The use of the REST architectural style is steadily gaining momentum for both public facing Web services and enterprise integration. However, one aspect of a service oriented architecture does not yet receive sufficient attention: Service Discovery.
In this article, I will describe how existing Web technology can be leveraged to enable Service Discovery for RESTful Web services.
Looking for a Service Discovery Solution
A client that wishes to interact with a service needs an initial URI to enter the application provided by the service. How can a client get hold of such an entry URI? There are three alternatives:
- Hard-coding or configuring the URI into the client.
- Creating a dedicated HTTP-based solution (a service registry Web application).
- Leveraging some existing service discovery mechanism.
At present, hard coding or configuring the start URI into the client seems to be the prevalent approach. However, the coupling introduced by this practice is a disadvantage because it limits the ability of the service provider to relocate the implementation or to apply certain forms of load balancing.

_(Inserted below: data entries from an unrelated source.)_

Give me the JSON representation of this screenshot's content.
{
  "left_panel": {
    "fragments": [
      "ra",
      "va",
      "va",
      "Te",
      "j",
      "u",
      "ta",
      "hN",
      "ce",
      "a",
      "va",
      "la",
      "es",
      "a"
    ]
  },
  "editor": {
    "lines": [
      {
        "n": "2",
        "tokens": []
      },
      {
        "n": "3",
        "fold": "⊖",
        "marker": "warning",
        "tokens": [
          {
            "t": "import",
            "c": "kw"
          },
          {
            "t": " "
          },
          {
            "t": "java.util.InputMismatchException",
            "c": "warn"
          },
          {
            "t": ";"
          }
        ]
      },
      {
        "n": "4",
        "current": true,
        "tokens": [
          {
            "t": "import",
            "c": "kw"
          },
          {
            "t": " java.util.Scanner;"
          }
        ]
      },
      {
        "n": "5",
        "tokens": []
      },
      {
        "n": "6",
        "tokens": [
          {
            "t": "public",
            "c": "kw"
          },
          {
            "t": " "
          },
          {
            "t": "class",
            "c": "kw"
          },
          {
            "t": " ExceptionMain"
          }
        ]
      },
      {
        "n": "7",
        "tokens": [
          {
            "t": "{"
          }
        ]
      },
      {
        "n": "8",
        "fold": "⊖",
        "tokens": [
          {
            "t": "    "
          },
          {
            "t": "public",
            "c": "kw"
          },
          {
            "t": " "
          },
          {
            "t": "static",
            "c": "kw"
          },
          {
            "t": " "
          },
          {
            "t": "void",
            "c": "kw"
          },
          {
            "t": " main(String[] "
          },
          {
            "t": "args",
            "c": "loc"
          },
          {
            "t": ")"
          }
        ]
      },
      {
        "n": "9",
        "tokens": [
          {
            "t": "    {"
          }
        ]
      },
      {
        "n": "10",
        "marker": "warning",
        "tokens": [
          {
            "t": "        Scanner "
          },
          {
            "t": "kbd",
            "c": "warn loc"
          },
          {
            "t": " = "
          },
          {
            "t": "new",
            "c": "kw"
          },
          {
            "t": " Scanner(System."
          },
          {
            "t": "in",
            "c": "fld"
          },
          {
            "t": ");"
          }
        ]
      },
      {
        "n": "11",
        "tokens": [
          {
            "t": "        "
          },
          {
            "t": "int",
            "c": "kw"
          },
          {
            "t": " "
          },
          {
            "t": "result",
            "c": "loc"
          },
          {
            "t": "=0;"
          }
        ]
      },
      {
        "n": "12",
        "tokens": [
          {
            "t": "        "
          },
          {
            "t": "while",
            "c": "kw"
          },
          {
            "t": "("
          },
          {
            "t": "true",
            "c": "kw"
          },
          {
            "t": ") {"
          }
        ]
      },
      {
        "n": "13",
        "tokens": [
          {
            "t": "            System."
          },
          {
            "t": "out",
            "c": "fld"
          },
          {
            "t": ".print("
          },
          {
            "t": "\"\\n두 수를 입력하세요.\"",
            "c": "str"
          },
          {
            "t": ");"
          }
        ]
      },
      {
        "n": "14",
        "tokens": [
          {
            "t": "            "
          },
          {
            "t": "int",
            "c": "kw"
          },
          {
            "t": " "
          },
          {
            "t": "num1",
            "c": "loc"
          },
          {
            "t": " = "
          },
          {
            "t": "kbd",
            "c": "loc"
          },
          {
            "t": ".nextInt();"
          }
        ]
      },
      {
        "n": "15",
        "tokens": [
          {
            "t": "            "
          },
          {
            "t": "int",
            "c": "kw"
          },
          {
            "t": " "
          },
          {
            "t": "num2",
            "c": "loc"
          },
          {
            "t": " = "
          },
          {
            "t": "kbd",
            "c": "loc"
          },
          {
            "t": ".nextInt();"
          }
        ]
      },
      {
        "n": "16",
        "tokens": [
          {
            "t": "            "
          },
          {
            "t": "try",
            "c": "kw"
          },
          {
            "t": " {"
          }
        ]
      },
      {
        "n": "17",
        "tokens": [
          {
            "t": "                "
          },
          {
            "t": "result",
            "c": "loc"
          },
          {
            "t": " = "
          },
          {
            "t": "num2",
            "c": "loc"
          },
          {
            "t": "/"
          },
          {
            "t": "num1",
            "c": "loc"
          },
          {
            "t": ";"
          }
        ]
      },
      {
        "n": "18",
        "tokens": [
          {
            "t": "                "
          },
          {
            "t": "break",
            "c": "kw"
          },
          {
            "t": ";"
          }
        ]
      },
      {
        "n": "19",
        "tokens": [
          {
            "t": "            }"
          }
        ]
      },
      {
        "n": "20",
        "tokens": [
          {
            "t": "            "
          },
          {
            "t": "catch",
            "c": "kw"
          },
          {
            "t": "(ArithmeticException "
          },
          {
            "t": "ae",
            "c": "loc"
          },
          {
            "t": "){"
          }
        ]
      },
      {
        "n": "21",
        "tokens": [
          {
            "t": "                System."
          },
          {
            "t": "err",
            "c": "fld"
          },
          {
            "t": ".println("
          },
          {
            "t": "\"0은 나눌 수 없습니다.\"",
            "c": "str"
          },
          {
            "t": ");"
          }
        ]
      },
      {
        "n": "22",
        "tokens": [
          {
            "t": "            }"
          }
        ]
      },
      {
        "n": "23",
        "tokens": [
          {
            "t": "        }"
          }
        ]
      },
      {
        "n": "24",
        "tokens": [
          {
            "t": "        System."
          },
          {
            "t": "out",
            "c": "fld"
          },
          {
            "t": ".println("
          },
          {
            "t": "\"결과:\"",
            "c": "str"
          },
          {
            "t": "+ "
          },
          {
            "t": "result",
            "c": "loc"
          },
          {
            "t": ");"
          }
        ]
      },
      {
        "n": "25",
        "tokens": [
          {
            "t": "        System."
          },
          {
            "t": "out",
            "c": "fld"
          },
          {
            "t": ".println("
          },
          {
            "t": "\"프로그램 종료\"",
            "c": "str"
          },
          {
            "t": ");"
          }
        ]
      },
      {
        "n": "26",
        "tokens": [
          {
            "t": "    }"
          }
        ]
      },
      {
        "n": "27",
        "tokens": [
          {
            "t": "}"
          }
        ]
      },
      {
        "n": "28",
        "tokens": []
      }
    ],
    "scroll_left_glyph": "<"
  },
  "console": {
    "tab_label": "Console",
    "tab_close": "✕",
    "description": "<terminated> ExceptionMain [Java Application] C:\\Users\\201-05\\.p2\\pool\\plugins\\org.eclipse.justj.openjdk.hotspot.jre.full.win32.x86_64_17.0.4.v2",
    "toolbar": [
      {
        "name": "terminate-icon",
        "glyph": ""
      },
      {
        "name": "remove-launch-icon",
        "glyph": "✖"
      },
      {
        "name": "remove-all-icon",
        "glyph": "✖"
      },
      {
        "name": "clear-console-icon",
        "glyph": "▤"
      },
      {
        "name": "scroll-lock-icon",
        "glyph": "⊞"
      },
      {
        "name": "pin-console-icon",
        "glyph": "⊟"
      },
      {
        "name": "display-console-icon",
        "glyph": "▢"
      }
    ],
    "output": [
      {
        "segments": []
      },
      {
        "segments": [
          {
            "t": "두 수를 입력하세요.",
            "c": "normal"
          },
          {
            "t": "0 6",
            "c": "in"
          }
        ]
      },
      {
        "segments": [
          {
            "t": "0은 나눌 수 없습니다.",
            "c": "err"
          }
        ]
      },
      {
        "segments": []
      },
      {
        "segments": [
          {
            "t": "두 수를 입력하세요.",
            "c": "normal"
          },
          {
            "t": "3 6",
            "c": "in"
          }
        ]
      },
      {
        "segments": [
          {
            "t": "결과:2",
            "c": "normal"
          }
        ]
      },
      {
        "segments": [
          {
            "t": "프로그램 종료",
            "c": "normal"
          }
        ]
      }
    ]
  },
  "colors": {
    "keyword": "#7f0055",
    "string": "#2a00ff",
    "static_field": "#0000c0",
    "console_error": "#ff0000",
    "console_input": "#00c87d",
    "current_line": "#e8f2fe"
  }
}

Providing an HTTP-based service registry by creating a dedicated Web application and associated standard media types is a viable option but should only be the last resort if no existing technology can be leveraged.
Using an existing, already deployed technology is obviously the best solution and we need not look very far to identify a large scale, ubiquitous technology that provides a suitable solution for service discovery: the Domain Name System (DNS). DNS is a distributed database primarily known for the purpose of looking up the IP-address that corresponds to a given host name but it is also used for other retrieval tasks such looking up the mail server responsible for a given domain (DNS MX records).
This article describes how to leverage standard DNS functionality for service discovery.
Service Discovery Requirements
What are the desired capabilities for a service discovery solution? The common scenario is a client that queries the discovery mechanism for a list of services that implement a certain functionality and then picks one of the returned services for interaction. Usually, the client has the intention to limit the query to some context, for example, a client might want to ask not for all shopping services, but for the shopping services at www.examplebooks.com.
We can break this apart into a list of requirements: A service discovery mechanism should enable the client to
- Obtain a list of all services of a certain kind.
- Obtain the entry URI of a specific service instance.
- Obtain additional meta data about a service.
- Specify the discovery perimeter of interest ("Show me all search engines in the domain example.org").
We'll see shortly that the existing Domain Name System supports all of these requirements. However, we must take a detour first and introduce the notion of service types to RESTful systems.
Service Types in RESTful Systems
One of the requirements of service discovery is to enable the discovery of a service based on desired capabilities. A client would typically ask for a list of services of a specific kind and then select one of the available services either based on some additional meta data or at random.
Unfortunately, the notion of service types is not yet present in the field of REST Web services and in order to enable type-based service discovery we must first introduce a means to specify service types.
What is the appropriate place to define a service type and its name? Given that the only documentation to be used in RESTful systems is the specification of media types and link relations the natural place to specify a service type is within a media type specification.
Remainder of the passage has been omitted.